Fidelity is suggesting financial advisors might have their value proposition standing on its head.

Financial advisors are focusing on the wrong priorities and must rewrite their value proposition to clients in order to be successful, according to “New Advice Value Drivers,” a report form Boston-based Fidelity Clearing & Custody Solutions.

Fidelity found that its clearing and custody clients were suffering from declining organic growth, but that they weren’t necessarily feeling pressured by the decline because of the remarkable run of equities in recent years.

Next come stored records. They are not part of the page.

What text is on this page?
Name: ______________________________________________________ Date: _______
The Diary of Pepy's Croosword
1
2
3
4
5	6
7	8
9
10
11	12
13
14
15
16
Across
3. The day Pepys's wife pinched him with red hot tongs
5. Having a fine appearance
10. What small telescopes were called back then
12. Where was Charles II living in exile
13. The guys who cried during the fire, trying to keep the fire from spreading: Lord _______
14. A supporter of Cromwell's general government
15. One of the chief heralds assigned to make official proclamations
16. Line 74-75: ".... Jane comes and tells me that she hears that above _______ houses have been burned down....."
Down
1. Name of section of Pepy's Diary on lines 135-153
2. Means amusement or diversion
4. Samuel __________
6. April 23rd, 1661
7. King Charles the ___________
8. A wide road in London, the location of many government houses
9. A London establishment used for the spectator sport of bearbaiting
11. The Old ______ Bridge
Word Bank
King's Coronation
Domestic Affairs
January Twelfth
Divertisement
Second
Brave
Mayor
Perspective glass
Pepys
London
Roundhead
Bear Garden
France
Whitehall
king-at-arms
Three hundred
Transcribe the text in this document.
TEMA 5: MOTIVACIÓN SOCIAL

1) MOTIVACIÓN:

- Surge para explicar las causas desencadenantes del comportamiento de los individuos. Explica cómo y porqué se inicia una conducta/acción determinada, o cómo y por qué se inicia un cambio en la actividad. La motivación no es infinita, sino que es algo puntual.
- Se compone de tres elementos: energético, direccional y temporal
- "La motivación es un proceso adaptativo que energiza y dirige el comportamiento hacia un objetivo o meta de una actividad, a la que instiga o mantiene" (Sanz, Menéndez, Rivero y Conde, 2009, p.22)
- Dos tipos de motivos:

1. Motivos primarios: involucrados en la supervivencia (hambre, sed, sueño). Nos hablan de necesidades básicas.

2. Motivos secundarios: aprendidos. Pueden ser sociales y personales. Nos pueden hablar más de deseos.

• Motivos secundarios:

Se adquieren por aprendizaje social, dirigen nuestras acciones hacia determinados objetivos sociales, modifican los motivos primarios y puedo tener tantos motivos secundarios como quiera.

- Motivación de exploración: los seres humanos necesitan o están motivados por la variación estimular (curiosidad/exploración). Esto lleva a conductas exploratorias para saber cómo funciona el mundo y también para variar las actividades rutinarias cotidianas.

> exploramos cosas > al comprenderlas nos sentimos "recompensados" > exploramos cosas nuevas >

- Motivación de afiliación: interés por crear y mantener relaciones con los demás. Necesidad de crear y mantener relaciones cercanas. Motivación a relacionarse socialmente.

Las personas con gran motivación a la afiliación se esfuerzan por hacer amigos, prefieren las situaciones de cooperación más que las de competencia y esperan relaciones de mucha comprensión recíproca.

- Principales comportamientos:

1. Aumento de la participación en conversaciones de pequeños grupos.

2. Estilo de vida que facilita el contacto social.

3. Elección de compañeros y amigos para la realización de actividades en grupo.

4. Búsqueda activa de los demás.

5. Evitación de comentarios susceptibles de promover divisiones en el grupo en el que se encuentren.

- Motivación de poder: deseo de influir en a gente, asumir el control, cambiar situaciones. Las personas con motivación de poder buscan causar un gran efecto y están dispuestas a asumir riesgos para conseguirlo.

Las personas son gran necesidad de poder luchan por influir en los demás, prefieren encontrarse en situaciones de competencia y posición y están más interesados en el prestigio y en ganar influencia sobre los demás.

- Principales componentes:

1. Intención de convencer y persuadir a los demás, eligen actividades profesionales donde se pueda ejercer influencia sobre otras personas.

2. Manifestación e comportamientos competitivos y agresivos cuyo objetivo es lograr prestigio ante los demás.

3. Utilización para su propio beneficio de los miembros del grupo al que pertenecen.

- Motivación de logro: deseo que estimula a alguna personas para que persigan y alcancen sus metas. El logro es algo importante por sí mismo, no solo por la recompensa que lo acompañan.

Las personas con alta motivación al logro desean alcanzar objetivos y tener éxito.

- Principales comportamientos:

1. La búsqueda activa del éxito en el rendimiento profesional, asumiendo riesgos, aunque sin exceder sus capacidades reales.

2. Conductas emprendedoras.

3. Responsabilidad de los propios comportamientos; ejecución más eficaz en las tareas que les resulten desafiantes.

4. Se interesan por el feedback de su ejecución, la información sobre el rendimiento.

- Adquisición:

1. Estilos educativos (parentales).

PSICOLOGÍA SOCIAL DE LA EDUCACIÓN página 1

“Cost pressure, regulatory pressure and shifting demographics are coming together to make [advisors] have to think about how they will reinforce the value that they drive and how to make sure that they are properly paid for it,” says Matt Chisholm, head of Fidelity’s practice management and consultant group.

When the growth of assets from the bull market is discounted, advisors experienced a net 2.8 percent decrease in client assets in 2016, Fidelity found. 

The paper was released in response to a survey of 118 financial firm executives at the 2017 Fidelity Executive Forum in May that found 81 percent of financial firm leaders believed that they need to deliver value differently in the future in order to survive.

“These firms are motivated by the need to provide a better outcome for their clients,” says Chisholm.

The Fidelity report leaned heavily on the "hierarchy of needs," a theory by the late American psycholgist Abraham Maslow that was the focus of a recent Bain & Co. report. 

Maslow ordered human needs as a pyramid, with basic physiological needs like air, water, food and shelter at the bottom, personal safety and financial security at a higher level and social belonging, esteem and self-actualization at the top. Maslow's theory says all the needs must be met, in order, from bottom to top: People without enough food to eat, for example, will not be in a position to worry about their financial security.

Bain’s pyramid of the elements of value begins with functional value at the base: things that save time, simplify, make money, reduce risk or cost, provide quality or inform people.